Франческо и вправду рассказывал, что Пьеро пятки лижет художнику, слава которого растет с каждым новым заказом клана Медичи.
— Его имя, кажется, Верроккьо?
— Что правда, то правда. — Пьеро с достоинством выпрямился. — Маэстро Верроккьо очень ценит наше знакомство.
— Как ты думаешь, — улыбнулась я через силу, — не попросить ли его принять Леонардо в ученики?
Пьеро замолк, обдумывая мое предложение. Его правоведческое чутье просчитывало вероятности, оценивая выгоды и взвешивая возможные неприятные для него последствия. Мое терпение понемногу истощилось.
— Нет ничего плохого в том, чтобы просто показать ему рисунки, — предложила я. — Ты же сам сказал, что они хорошие.
— И ты согласна отпустить от себя сына? — Пьеро испытующе посмотрел мне прямо в глаза. — С самого его рождения ты, как затравленная медведица, билась за то, чтобы его у тебя не отнимали.
Вот где крылось самое для меня трудное. Этими словами Пьеро будто пронзил меня насквозь — совсем как я его во сне.
— Да, пусть едет, — отрешенно сказала я. — Если он не научится какому-нибудь ремеслу, то станет никем, жалким проходимцем. Из-за него можешь пострадать и ты, и доброе имя вашей семьи.
Пьеро снова задумался. В конце концов, не говоря ни слова, он взял из моих рук альбом.
— Я спрошу у своего приятеля.
— Спасибо, Пьеро, — обронила я, уже не в силах совладать с чувствами, и быстро зашагала прочь, не желая, чтобы он слышал мои рыдания.
Переговоры заняли целый год, к концу которого выяснилось, что моего сына все же берут в ученики. Нетерпение Леонардо, увлеченного перспективой освоить профессию, достигло накала. А я меж тем опасалась, что, отсылая его, обрекаю себя на вечное страдание.
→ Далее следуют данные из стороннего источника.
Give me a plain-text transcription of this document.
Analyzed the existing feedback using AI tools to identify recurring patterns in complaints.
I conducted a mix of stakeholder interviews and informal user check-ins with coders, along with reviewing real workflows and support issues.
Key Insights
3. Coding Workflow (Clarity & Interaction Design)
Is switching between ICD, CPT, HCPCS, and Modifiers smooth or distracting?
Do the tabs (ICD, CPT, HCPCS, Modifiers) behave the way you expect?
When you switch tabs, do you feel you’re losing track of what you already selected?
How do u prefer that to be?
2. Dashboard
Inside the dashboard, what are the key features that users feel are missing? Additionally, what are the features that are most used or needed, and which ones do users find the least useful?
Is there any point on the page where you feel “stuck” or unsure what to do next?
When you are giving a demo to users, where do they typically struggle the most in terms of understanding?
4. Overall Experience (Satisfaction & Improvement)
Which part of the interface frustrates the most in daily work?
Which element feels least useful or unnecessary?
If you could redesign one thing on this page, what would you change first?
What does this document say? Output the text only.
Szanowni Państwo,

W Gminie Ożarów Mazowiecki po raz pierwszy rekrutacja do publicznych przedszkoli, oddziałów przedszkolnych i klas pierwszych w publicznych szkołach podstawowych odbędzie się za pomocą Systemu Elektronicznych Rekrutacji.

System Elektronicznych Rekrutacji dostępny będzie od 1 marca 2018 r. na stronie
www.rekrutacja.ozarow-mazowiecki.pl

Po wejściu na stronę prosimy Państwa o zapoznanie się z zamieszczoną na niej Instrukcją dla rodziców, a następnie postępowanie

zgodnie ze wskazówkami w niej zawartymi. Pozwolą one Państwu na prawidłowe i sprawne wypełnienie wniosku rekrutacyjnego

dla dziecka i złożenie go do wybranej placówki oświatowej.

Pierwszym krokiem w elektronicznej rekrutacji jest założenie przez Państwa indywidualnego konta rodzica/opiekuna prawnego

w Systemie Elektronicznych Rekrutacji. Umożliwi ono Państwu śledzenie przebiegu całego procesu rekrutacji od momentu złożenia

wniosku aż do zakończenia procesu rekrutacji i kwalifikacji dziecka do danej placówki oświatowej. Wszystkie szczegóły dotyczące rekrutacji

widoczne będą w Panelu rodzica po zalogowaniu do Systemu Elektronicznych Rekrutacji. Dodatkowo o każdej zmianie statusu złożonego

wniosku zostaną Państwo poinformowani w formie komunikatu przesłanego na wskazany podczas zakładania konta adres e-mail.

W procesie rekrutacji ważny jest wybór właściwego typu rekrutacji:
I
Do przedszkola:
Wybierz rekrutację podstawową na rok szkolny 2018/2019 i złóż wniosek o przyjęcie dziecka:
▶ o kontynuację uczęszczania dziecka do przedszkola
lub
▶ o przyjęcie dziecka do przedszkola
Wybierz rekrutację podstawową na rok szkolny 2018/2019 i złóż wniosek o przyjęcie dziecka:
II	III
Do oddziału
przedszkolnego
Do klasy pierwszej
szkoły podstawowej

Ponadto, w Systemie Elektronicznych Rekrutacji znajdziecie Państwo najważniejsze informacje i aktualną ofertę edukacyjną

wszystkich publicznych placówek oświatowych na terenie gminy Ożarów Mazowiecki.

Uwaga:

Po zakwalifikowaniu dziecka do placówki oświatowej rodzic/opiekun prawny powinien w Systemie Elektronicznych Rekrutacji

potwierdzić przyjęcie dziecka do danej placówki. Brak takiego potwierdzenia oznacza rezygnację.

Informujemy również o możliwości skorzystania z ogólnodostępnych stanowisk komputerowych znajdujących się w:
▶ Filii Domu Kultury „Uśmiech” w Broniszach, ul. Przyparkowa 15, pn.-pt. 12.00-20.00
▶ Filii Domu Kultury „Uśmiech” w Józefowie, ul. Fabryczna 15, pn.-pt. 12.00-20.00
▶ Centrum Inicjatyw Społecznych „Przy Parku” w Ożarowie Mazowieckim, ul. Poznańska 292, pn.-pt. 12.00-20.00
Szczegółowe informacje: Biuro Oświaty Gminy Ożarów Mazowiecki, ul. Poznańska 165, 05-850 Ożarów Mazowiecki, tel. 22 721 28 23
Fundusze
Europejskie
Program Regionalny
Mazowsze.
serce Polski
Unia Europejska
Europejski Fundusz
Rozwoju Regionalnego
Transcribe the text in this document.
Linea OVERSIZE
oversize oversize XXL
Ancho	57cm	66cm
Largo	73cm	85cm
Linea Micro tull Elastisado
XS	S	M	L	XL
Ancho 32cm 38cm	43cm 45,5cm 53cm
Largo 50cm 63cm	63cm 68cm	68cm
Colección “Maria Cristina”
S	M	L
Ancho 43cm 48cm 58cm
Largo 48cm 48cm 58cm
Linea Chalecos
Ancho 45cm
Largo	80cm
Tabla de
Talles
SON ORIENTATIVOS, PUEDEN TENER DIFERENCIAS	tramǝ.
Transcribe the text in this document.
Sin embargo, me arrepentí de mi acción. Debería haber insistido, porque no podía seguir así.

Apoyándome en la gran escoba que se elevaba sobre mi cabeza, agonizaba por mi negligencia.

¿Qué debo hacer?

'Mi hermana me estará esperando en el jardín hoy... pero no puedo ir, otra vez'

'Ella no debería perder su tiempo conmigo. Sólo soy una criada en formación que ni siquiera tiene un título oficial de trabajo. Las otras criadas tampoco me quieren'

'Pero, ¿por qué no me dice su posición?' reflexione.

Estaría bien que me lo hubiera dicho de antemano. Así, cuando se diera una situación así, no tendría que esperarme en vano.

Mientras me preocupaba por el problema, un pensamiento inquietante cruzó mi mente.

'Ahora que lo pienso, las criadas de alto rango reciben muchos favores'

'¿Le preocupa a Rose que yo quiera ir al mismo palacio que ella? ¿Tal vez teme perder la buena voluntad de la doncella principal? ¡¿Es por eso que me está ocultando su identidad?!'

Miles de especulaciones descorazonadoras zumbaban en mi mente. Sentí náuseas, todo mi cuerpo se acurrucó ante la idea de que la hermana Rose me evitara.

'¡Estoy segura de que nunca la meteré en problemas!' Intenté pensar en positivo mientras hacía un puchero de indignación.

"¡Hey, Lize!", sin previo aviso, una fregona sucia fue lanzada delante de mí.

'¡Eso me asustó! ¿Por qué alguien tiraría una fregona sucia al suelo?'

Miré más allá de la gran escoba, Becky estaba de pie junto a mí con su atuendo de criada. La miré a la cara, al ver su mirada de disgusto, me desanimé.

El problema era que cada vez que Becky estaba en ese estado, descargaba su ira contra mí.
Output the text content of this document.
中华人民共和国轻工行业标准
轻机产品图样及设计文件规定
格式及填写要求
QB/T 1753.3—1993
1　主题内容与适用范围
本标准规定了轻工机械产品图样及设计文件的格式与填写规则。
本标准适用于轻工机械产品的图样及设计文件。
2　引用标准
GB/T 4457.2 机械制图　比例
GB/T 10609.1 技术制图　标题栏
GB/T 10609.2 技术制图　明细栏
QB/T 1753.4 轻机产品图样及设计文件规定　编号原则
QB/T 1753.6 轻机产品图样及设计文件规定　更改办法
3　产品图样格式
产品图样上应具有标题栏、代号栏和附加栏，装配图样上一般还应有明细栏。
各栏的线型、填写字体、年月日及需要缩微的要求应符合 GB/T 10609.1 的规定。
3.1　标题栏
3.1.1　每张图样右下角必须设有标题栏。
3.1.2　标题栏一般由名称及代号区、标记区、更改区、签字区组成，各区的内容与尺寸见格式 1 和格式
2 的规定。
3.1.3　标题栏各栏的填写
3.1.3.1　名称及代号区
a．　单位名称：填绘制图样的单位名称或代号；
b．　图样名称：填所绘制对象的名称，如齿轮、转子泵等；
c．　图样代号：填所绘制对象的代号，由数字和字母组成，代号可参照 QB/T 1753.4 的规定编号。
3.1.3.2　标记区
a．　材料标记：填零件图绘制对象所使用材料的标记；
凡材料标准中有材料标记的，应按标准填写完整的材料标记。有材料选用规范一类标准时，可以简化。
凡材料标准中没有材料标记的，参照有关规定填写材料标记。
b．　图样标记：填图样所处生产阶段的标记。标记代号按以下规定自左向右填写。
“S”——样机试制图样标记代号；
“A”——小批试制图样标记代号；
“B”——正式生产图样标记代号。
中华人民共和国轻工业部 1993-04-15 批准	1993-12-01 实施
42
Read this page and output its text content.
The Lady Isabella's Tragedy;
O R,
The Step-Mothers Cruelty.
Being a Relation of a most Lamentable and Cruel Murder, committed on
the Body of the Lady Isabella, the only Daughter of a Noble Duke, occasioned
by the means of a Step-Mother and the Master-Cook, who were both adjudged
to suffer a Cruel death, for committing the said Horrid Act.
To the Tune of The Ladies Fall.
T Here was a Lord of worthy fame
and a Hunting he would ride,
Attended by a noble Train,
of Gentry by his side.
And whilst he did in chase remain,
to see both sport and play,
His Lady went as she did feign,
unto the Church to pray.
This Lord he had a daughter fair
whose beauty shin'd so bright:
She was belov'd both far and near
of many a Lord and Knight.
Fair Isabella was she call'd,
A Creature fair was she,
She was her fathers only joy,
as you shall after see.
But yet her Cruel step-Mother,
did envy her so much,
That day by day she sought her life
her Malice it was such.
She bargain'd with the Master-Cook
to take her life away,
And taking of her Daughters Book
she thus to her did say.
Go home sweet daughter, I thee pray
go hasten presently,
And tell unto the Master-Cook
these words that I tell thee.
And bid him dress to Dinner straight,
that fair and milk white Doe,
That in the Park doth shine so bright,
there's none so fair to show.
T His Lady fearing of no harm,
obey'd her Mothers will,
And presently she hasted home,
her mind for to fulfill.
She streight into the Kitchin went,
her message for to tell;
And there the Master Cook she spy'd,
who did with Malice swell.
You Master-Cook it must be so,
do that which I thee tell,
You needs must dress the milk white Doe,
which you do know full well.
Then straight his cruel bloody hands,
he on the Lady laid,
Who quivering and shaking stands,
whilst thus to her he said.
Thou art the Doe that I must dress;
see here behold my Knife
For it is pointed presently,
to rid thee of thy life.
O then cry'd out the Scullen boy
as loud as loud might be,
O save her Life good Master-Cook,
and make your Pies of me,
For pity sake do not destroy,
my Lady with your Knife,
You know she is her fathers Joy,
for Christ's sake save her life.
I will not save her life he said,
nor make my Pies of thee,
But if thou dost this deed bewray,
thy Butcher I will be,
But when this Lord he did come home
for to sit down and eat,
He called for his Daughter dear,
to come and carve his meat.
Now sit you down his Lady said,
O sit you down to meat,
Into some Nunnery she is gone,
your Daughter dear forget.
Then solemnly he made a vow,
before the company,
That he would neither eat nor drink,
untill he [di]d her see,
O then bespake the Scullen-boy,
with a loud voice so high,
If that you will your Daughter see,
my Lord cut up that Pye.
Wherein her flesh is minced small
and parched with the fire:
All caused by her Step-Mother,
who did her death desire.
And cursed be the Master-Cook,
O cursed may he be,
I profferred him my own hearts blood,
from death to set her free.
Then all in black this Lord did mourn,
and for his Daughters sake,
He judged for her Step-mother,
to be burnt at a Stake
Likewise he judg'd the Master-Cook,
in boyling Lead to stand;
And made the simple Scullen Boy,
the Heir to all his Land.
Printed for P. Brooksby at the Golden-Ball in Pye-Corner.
Я не стала лить слезы, когда мой тринадцатилетний сын, розовощекий долговязый подросток, вскарабкался на коня позади Пьеро и они оба скрылись из виду. Я понадеялась, что мои предыдущие расставания с Леонардо подготовили меня к разлуке с ним. Я сама пожелала ее — в интересах Леонардо. Художники примут его в свой круг, а величайшие итальянские живописцы обучат ремеслу. С положением убогого деревенского бастарда будет покончено. Мой сын возмужает и удостоится заслуженных лавров. К тому же мы твердо обещались писать друг другу. Таковы были неоспоримые преимущества его отъезда.